October scares up a new fiscal year
October is more than a time to rake leaves, stock up on candy and assemble Halloween costumes.
For the federal government and a lot of big corporations, Oct. 1 kicks off the fiscal year.
And that’s not a bad concept for consumers, either.
With three months of calendar 2011 left, it’s a great time to take stock, look at the books and make some calculated money moves.
As chairman and CEO of You Inc., here are five things to consider as you start your own fiscal new year.
Revise your financial goals
“It’s a great time to take a look at your money goals,” says Mark Foster, director of education for Credit Counseling of Arkansas.
Some people don’t have goals, and others will want to revise theirs, he says.
Want to have a better chance of achieving your goals? There are a couple of things you can do.
First, write them down. “Studies have shown when you write down your goals, you’re more likely to succeed than if you don’t,” Foster says. Second, post the document where you’ll see it as a reminder — such as your fridge, bathroom or calendar.
Third, make those goals “as specific as possible,” Foster says. Instead of saying “I want to be financially healthy,” define exactly what that would look like. You can say, “I want another $2,000 in my savings account.” Or, “I want to pay off my card bills and put $100 a month into an emergency fund.”
Some people reveal their financial goals to friends or family, who can inquire from time to time and act as “kind of a cheerleader,” Foster says.
Adjust tax withholding
Is your household income higher or lower than you thought it would be by Oct. 1? It might be time to adjust how much income is withheld for taxes.
If you or your spouse pulls in additional money, “you might want to adjust your withholdings so that more taxes are taken out,” Foster says. That way, you won’t “have sticker shock when you go to your tax preparer.”
With the opposite problem — unemployment or underemployment — you might prefer to have less money withheld from your paycheck so more cash is available each month, rather than as a lump-sum return next spring, Foster says.
“We see people who are struggling to make it through every month, to survive, and they get a whopping refund at the end of the year — $3,000 to $4,000,” he says. For those families, having that same money spread throughout the year could make more sense financially, he says.
At the same time, some consumers like a tax refund to force themselves to save some money, Foster says.
Put finances on autopilot
Want to streamline your financial life? “Automate,” says Susan Tiffany, director of consumer periodicals for the Credit Union National Association. “Take the ‘I’ll get around to it’ out of your financial vocabulary.”
That can mean direct deposit for your paycheck and a corresponding transfer to your savings account.
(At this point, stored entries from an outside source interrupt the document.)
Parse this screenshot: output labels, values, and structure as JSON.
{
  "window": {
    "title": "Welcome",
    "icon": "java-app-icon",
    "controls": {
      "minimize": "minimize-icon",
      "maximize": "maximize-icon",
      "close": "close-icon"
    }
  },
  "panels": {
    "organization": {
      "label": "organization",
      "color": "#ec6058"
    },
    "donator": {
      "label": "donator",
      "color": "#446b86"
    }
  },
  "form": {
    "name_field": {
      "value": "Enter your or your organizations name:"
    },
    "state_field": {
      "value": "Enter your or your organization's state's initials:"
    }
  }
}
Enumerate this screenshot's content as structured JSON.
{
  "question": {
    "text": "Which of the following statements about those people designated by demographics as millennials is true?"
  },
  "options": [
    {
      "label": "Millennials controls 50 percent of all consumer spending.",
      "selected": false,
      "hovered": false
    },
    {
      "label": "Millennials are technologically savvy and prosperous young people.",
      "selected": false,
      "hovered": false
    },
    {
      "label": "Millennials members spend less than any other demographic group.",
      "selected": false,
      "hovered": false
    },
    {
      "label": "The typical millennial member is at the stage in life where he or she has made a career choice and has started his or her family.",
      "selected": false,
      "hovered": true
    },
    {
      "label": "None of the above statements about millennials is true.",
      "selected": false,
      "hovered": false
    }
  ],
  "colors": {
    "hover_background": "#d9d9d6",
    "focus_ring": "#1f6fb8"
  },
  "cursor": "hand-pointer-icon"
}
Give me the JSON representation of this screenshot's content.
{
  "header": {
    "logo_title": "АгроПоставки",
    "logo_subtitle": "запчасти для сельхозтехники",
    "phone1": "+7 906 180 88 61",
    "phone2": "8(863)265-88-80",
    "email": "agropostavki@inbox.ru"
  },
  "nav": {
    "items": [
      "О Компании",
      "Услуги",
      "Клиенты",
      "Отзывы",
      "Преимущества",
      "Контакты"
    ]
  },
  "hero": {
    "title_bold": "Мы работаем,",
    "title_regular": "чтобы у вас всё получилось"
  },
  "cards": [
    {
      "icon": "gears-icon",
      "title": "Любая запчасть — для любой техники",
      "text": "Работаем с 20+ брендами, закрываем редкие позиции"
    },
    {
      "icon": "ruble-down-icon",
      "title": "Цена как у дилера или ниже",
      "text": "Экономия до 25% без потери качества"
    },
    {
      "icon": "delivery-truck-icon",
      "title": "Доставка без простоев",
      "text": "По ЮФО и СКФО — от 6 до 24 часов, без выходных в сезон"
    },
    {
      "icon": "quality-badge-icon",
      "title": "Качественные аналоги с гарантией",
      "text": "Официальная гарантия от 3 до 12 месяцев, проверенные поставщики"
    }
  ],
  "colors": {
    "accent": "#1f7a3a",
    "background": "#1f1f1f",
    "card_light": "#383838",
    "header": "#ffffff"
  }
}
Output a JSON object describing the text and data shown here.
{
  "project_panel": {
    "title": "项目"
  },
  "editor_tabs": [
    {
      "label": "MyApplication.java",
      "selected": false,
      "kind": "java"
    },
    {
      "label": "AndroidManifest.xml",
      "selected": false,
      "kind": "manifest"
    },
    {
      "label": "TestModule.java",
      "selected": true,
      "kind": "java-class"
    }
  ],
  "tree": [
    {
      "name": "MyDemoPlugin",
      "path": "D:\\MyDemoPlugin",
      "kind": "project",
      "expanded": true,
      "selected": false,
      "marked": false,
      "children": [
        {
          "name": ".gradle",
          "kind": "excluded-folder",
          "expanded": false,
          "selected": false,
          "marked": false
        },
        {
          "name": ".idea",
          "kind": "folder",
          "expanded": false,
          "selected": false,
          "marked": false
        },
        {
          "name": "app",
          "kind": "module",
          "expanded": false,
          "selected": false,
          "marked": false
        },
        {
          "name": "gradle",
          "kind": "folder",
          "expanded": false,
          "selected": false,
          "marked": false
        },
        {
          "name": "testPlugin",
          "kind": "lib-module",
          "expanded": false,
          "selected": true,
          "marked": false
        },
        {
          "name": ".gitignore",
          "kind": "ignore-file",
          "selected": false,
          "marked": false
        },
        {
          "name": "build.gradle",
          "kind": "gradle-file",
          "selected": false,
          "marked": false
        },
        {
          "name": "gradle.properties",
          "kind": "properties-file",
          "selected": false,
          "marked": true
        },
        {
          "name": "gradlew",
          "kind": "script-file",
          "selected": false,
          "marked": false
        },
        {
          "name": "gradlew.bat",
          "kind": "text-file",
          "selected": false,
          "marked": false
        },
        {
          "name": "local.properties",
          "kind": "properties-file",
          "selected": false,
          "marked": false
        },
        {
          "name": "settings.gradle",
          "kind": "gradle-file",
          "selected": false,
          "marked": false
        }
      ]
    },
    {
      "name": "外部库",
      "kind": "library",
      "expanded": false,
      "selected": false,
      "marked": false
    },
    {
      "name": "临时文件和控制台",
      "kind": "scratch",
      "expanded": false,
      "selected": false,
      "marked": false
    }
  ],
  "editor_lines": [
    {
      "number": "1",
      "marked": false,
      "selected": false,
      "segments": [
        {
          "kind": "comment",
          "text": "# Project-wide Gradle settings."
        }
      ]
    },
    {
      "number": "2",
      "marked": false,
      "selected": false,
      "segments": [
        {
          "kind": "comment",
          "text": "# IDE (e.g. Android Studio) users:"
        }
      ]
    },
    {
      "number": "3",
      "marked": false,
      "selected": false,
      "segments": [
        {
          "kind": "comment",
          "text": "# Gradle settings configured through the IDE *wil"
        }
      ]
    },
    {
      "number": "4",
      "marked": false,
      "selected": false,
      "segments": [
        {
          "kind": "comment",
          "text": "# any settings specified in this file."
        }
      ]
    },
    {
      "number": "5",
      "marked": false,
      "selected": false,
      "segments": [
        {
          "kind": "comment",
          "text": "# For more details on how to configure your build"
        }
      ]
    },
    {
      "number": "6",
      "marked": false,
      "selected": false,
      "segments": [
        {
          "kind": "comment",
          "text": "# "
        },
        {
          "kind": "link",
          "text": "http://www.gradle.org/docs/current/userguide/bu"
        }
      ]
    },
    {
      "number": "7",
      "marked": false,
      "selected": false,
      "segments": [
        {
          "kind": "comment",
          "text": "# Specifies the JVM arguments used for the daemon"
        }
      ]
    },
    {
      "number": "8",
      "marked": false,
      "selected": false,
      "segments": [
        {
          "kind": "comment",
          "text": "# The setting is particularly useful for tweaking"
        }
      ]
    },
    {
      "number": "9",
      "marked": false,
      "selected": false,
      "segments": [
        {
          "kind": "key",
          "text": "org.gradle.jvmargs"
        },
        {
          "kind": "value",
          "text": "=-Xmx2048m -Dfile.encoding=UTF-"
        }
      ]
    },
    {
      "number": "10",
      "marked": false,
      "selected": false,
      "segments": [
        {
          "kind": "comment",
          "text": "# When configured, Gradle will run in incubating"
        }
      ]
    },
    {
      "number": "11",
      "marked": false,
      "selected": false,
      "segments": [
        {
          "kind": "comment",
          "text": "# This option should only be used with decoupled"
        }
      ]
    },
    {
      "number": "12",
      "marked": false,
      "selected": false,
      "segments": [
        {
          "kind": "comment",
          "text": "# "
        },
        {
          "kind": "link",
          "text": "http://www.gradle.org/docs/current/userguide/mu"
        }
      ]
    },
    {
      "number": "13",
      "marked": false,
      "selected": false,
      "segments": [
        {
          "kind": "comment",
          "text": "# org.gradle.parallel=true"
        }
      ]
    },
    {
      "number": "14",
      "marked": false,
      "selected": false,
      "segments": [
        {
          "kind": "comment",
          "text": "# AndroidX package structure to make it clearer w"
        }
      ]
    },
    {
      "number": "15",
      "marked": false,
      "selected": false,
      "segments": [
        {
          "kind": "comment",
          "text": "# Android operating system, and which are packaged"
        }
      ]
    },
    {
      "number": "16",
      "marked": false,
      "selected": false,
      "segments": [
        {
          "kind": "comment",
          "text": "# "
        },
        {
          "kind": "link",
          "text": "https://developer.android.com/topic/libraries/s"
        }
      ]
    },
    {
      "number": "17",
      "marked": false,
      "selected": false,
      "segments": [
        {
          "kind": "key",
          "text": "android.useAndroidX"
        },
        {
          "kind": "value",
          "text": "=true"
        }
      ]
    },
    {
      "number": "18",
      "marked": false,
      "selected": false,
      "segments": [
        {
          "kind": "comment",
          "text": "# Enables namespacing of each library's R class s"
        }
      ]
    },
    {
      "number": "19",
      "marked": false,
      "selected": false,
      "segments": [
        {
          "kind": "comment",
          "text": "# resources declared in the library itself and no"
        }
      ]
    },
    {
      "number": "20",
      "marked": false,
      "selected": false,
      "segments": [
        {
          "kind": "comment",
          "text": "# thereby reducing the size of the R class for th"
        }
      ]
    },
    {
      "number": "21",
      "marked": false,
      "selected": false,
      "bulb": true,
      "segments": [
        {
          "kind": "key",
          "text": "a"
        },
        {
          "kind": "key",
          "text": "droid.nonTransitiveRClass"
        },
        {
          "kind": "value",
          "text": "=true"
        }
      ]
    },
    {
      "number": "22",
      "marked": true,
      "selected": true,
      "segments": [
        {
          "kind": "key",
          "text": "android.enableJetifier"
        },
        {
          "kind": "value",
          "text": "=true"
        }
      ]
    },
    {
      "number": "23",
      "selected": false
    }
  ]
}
For bills that never vary, such as mortgage or cable, consider automated online payments through your bank or credit union, she says.
“It just frees you up so much,” she says.
You can even set up recurring payments to cover the minimums on credit card bills “so you don’t get a late fee,” she says. “You may always, at any time, make additional payments, but you’ll never have a lost or late payment.”
Budget for the holidays
This is the time to plan what you want to spend for the holidays, says Foster.
“Probably the most important thing financially for the holiday season is (to) sit down and figure out, ‘How much can I afford to spend this year?'” Foster says. “A lot of people do it in reverse. They spend and say, ‘I hope this doesn’t wreck my budget.'”
Include the little things: decorations, cards, postage — whatever extras you pick up for your holiday festivities.
If Santa needs to trim his budget this year, now’s the time to decide how you want to handle it, whether the reductions include limits on the cost or number of gifts, giving homemade goodies, pulling names from a hat, or giving to children only.
Once you decide what you can handle, contact family and friends well in advance of the holidays, and work out the ground rules for giving gifts, says Foster.
Get the most from your job
With three months of 2011 left on the calendar, you still have time to make the most of those employer benefits. Check out a couple of important items, says Dallas Salisbury, president and CEO of the Employee Benefit Research Institute.
- Verify how many vacation days you have left and when they expire.
- Exploit unused sick days to cover doctor or dental appointments you need to fit in before the end of the calendar year.
- Make sure you’ve used all the money in your flexible spending account.
- Max out the employer match on your 401(k). And check that you’re on track to meet your personal retirement savings goals.
And while you’re at it, it’s also a good time to make sure you’re networking and polishing your skills, says Martin Yate, author of “Knock ’em Dead: Secrets & Strategies for Success in an Uncertain World.”
Sign up for a class, select a couple of industry or network events to attend (armed with business cards), and subscribe to (or renew) one of your field’s top publications.
“In a world where job security is something no one can rely on,” he says, “keeping job search, networking and career management skills up to speed is simply enlightened self-interest.”